Depuis 1995, trois générations de jeunes ont été tenues dans l'ombre de l'enseignement de leurs repères historiques. Parizeau disait à la blague à la fin de sa vie que « si l'on n'enseignait plus l'histoire aux jeunes, c'était surtout parce que cela formait des indépendantistes ».

Depuis 1995, le Québec a vu exploser une problématique qui mine son développement à tous les niveaux, l'illitératie endémique dont souffre un pourcentage trop grand de sa population. L'incapacité pour toute personne aux prises avec les stigmates liés à l'illitératie de comprendre, de déceler les enjeux les plus complexes, notamment via la lecture et la compréhension orale des registres de langue standard ou soutenu, s'est mutée, assurément, en illitératie politique. Ça aussi on doit bien l'admettre.

Et pourtant je suis encore plus convaincu qu'en 1995 qu'il faut faire l'indépendance, et au plus vite. Mais un travail de pédagogie s'impose, et il sera ardu. Il nous faudra aussi cesser les politesses envers nos adversaires et nommer les choses telles qu'elles le sont.

Cet adversaire triche, il vole, il spolie le Québec.

La gouvernance illégitime de Philippe Couillard, le funeste bilan de la gouvernance Charest et la politisation inadmissible - tout pointe vers ça - du DPCP et de la SQ, ces politiciens (et leur entourage) corrompus qui continuent de gouverner sans jamais n'être inquiétés par qui que ce soit, tout cela doit cesser.

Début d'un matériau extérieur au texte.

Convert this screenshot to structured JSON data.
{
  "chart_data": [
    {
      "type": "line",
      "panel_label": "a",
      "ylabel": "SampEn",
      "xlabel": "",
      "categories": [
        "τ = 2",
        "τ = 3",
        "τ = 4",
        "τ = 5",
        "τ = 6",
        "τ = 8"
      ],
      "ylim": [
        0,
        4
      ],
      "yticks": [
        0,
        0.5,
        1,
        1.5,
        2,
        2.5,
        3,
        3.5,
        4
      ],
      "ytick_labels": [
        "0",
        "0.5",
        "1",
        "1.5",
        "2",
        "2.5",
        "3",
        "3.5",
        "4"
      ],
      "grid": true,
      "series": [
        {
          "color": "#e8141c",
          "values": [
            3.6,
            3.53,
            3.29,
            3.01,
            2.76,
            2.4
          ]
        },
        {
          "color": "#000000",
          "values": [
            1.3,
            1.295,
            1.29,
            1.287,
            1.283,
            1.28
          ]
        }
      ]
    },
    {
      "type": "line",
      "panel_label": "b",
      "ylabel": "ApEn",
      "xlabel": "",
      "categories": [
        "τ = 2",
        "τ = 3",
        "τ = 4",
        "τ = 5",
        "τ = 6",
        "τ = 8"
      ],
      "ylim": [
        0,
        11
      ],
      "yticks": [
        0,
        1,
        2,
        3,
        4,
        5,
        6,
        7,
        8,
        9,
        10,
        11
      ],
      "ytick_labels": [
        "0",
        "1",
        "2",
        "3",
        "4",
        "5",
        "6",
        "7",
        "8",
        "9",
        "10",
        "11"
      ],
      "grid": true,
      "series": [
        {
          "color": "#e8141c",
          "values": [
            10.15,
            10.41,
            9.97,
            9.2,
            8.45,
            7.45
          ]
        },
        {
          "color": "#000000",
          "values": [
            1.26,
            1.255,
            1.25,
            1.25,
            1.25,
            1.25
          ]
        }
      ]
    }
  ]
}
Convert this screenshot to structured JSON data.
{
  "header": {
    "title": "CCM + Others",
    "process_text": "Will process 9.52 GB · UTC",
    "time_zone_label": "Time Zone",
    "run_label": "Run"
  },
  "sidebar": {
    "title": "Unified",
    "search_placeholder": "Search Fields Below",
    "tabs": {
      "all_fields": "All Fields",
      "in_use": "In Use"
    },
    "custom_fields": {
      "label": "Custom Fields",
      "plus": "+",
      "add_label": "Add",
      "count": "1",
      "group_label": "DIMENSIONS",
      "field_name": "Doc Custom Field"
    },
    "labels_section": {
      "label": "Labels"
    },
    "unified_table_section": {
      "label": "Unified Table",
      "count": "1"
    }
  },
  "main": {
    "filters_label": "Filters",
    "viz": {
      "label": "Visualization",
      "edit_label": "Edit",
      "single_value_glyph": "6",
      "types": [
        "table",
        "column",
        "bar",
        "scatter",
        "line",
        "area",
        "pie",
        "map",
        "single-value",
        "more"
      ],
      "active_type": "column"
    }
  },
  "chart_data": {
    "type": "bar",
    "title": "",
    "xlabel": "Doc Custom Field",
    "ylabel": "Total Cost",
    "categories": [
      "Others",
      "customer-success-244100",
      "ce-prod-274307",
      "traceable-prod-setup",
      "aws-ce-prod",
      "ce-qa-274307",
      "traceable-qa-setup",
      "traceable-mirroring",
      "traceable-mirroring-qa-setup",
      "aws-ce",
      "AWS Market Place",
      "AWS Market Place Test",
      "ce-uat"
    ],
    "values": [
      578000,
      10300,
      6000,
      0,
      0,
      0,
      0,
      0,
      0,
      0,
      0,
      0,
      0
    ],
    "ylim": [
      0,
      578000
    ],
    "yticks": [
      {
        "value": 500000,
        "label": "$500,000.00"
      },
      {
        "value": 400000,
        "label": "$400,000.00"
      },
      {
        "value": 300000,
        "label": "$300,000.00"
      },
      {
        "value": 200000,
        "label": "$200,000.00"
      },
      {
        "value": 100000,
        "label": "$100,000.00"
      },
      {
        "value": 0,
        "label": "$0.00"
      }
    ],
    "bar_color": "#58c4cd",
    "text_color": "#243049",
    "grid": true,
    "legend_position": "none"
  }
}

En ça, je salue les interventions des Péladeau, des Khadir, et de tous les autres indépendantistes qui ne se gênent plus pour nommer ces scandales, et les dénoncer. Le temps des politesses a assez duré. Nous ne sommes tenus à aucune politesse quand l'adversaire nous méprise à souhait.

Depuis 1995, le camp fédéraliste a engagé résolument le Québec sur la voie de l'assimilation au tout canadien. Le tout s'accélère depuis 2003 et le clan fédéraliste sent son adversaire affaibli; chaque vote est pour lui une bataille référendaire dont il se sert pour continuer son œuvre de découragement imposé.

L'indépendantisme se meurt...

L'indépendantisme se meurt...

L'indépendantisme se meurt...

Ce qui a changé depuis 1995... Le rapport de force. Dorénavant, à chaque élection, à chaque fois que le Parti libéral au Québec se présentera devant les électeurs, même pour une partielle, une question en filigrane : indépendance ou assimilation.

Car s'il est une chose indéniable depuis 1995 - et encore plus depuis 2003 -, c'est que l'adversaire fédéraliste s'est servi de la gouvernance pour conduire le Québec sur le chemin de l'assimilation au Canada.